Alyx desistiu passado algum tempo e deixou-o com os homens no campo
de treino. Raine não olhou nem falou com o rapaz e passou a maior parte do
tempo com Stephen.
Depois de Stephen estar no acampamento há três dias, Joan veio ter com
Alyx.
– Acho que eles estão a lutar – referiu Joan, entusiasmada.
– Quem? Não é o Raine e Brian Chatworth?
A voz de Joan soou impaciente.
– Claro que não! Lorde Raine e Lorde Stephen embrenharam-se na
floresta, e um dos vigias falou em vozes alteradas vindas de lá. Estão todos
a planear ir assistir.
– Não o farão! – exclamou Alyx, empurrando a criada e saindo para o ar
fresco. – Jocelin – gritou ela quando viu o seu amigo. – Detém-nos. Deixem
o Raine sossegado. E tu – disse ela, virando-se para Joan. – Ajuda a manter
os homens no acampamento. Faz o que for preciso. Mas nada de indecente
– gritou ela por cima do ombro enquanto se apressava a caminhar.
Jocelin recorreu à ajuda de alguns ex-soldados para o ajudar, enquanto
outros dos feridos ajudavam Alyx, e Joan tinha os seus próprios meios para
obrigar os homens a obedecer-lhe. Juntos conseguiram manter as pessoas
do campo afastadas do local onde Raine e Stephen estavam a ter a sua
«discussão».
– Eles estão a acalmar-se agora – disse um vigia quando foi substituído
por outra pessoa.
Alyx afastou-se, não querendo ouvir mais nada dos factos. Raine era
muito mais pesado do que o seu irmão e, obviamente, muito mais forte.
Stephen não podia vencer uma luta entre os dois, e Alyx rezou para que
Raine se contivesse e não magoasse a sério o seu irmão franzino.
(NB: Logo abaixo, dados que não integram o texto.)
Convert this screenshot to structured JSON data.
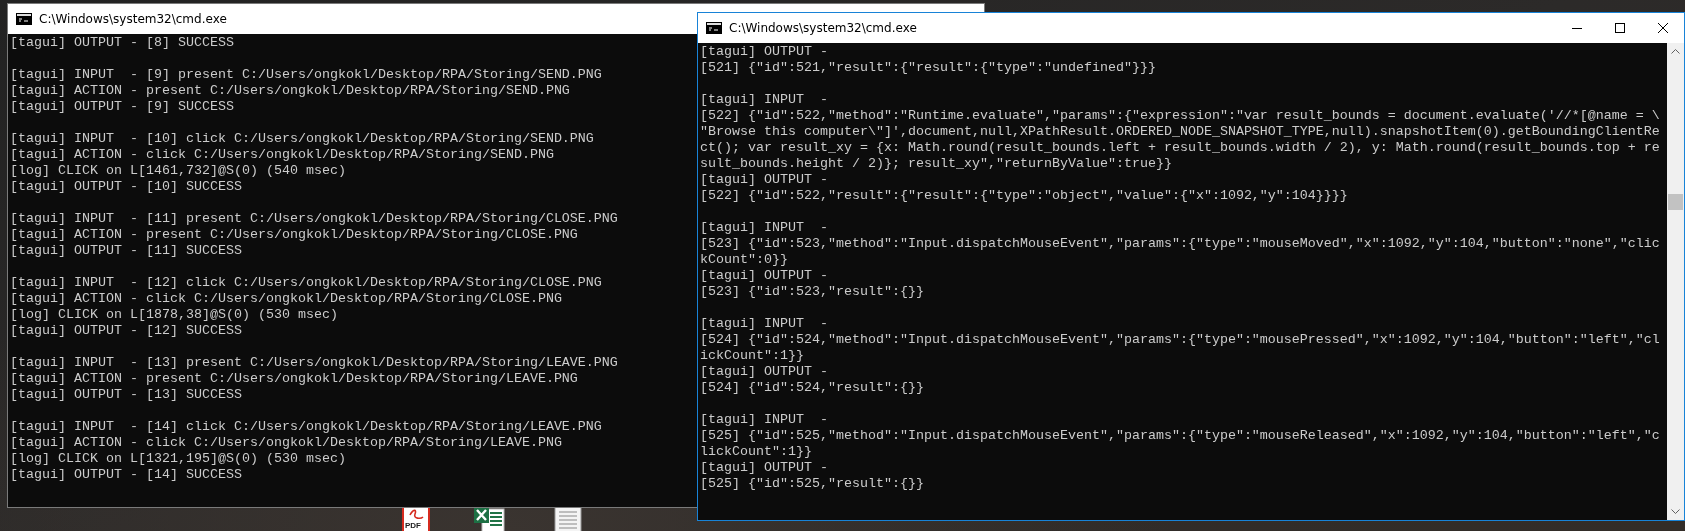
{
  "desktop_icons": [
    {
      "kind": "pdf",
      "label": "PDF"
    },
    {
      "kind": "excel"
    },
    {
      "kind": "text"
    }
  ],
  "windows": [
    {
      "title": "C:\\Windows\\system32\\cmd.exe",
      "active": false,
      "blocks": [
        [
          "[tagui] OUTPUT - [8] SUCCESS"
        ],
        [
          "[tagui] INPUT  - [9] present C:/Users/ongkokl/Desktop/RPA/Storing/SEND.PNG",
          "[tagui] ACTION - present C:/Users/ongkokl/Desktop/RPA/Storing/SEND.PNG",
          "[tagui] OUTPUT - [9] SUCCESS"
        ],
        [
          "[tagui] INPUT  - [10] click C:/Users/ongkokl/Desktop/RPA/Storing/SEND.PNG",
          "[tagui] ACTION - click C:/Users/ongkokl/Desktop/RPA/Storing/SEND.PNG",
          "[log] CLICK on L[1461,732]@S(0) (540 msec)",
          "[tagui] OUTPUT - [10] SUCCESS"
        ],
        [
          "[tagui] INPUT  - [11] present C:/Users/ongkokl/Desktop/RPA/Storing/CLOSE.PNG",
          "[tagui] ACTION - present C:/Users/ongkokl/Desktop/RPA/Storing/CLOSE.PNG",
          "[tagui] OUTPUT - [11] SUCCESS"
        ],
        [
          "[tagui] INPUT  - [12] click C:/Users/ongkokl/Desktop/RPA/Storing/CLOSE.PNG",
          "[tagui] ACTION - click C:/Users/ongkokl/Desktop/RPA/Storing/CLOSE.PNG",
          "[log] CLICK on L[1878,38]@S(0) (530 msec)",
          "[tagui] OUTPUT - [12] SUCCESS"
        ],
        [
          "[tagui] INPUT  - [13] present C:/Users/ongkokl/Desktop/RPA/Storing/LEAVE.PNG",
          "[tagui] ACTION - present C:/Users/ongkokl/Desktop/RPA/Storing/LEAVE.PNG",
          "[tagui] OUTPUT - [13] SUCCESS"
        ],
        [
          "[tagui] INPUT  - [14] click C:/Users/ongkokl/Desktop/RPA/Storing/LEAVE.PNG",
          "[tagui] ACTION - click C:/Users/ongkokl/Desktop/RPA/Storing/LEAVE.PNG",
          "[log] CLICK on L[1321,195]@S(0) (530 msec)",
          "[tagui] OUTPUT - [14] SUCCESS"
        ]
      ]
    },
    {
      "title": "C:\\Windows\\system32\\cmd.exe",
      "active": true,
      "scrollbar": true,
      "caption_buttons": [
        {
          "kind": "minimize"
        },
        {
          "kind": "maximize"
        },
        {
          "kind": "close"
        }
      ],
      "blocks": [
        [
          "[tagui] OUTPUT -",
          "[521] {\"id\":521,\"result\":{\"result\":{\"type\":\"undefined\"}}}"
        ],
        [
          "[tagui] INPUT  -",
          "[522] {\"id\":522,\"method\":\"Runtime.evaluate\",\"params\":{\"expression\":\"var result_bounds = document.evaluate('//*[@name = \\",
          "\"Browse this computer\\\"]',document,null,XPathResult.ORDERED_NODE_SNAPSHOT_TYPE,null).snapshotItem(0).getBoundingClientRe",
          "ct(); var result_xy = {x: Math.round(result_bounds.left + result_bounds.width / 2), y: Math.round(result_bounds.top + re",
          "sult_bounds.height / 2)}; result_xy\",\"returnByValue\":true}}",
          "[tagui] OUTPUT -",
          "[522] {\"id\":522,\"result\":{\"result\":{\"type\":\"object\",\"value\":{\"x\":1092,\"y\":104}}}}"
        ],
        [
          "[tagui] INPUT  -",
          "[523] {\"id\":523,\"method\":\"Input.dispatchMouseEvent\",\"params\":{\"type\":\"mouseMoved\",\"x\":1092,\"y\":104,\"button\":\"none\",\"clic",
          "kCount\":0}}",
          "[tagui] OUTPUT -",
          "[523] {\"id\":523,\"result\":{}}"
        ],
        [
          "[tagui] INPUT  -",
          "[524] {\"id\":524,\"method\":\"Input.dispatchMouseEvent\",\"params\":{\"type\":\"mousePressed\",\"x\":1092,\"y\":104,\"button\":\"left\",\"cl",
          "ickCount\":1}}",
          "[tagui] OUTPUT -",
          "[524] {\"id\":524,\"result\":{}}"
        ],
        [
          "[tagui] INPUT  -",
          "[525] {\"id\":525,\"method\":\"Input.dispatchMouseEvent\",\"params\":{\"type\":\"mouseReleased\",\"x\":1092,\"y\":104,\"button\":\"left\",\"c",
          "lickCount\":1}}",
          "[tagui] OUTPUT -",
          "[525] {\"id\":525,\"result\":{}}"
        ]
      ]
    }
  ]
}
Ao pôr do Sol, Alyx levou os baldes de água até ao riacho, na esperança
de escapar às vozes alegres das pessoas do acampamento. Estavam todos
amontoados à volta das fogueiras, ouvindo os vigias atentamente.
Ficou na margem do rio, imóvel, satisfeita com o silêncio, quando um
som a fez rodopiar. Raine vinha na sua direção, caminhando pesadamente e
cansado. Talvez ela devesse ter escutado os comentários das pessoas para
poder estar preparada para a sua primeira visão dele. O lado esquerdo do
seu rosto estava inchado e a ficar roxo. Havia hematomas na sua mandíbula
e o seu olho era uma mistura extravagante de cores não naturais.
– Raine – sussurrou ela, fazendo-o olhar para cima e para longe dela
enquanto ele se ajoelhava junto à água. Alyx esqueceu-se de qualquer
recordação de raiva entre os dois, mas correu para ele, ajoelhando-se ao seu
lado. – Deixa-me ver – pediu ela.
Docilmente, ele virou a cabeça para ela e Alyx colocou-lhe dedos frios na
cara inchada. Sem uma palavra, levantou a saia, rasgou um bocado de linho
do seu saiote, mergulhou-o em água fria e limpou-lhe o rosto.
– Conta-me tudo – disse ela, quase ordenando. – Que tipo de maça é que
Stephen usou na tua cara?
Passou um longo momento antes de Raine falar.
– O seu punho.
Alyx fez uma pausa na limpeza do rosto de Raine.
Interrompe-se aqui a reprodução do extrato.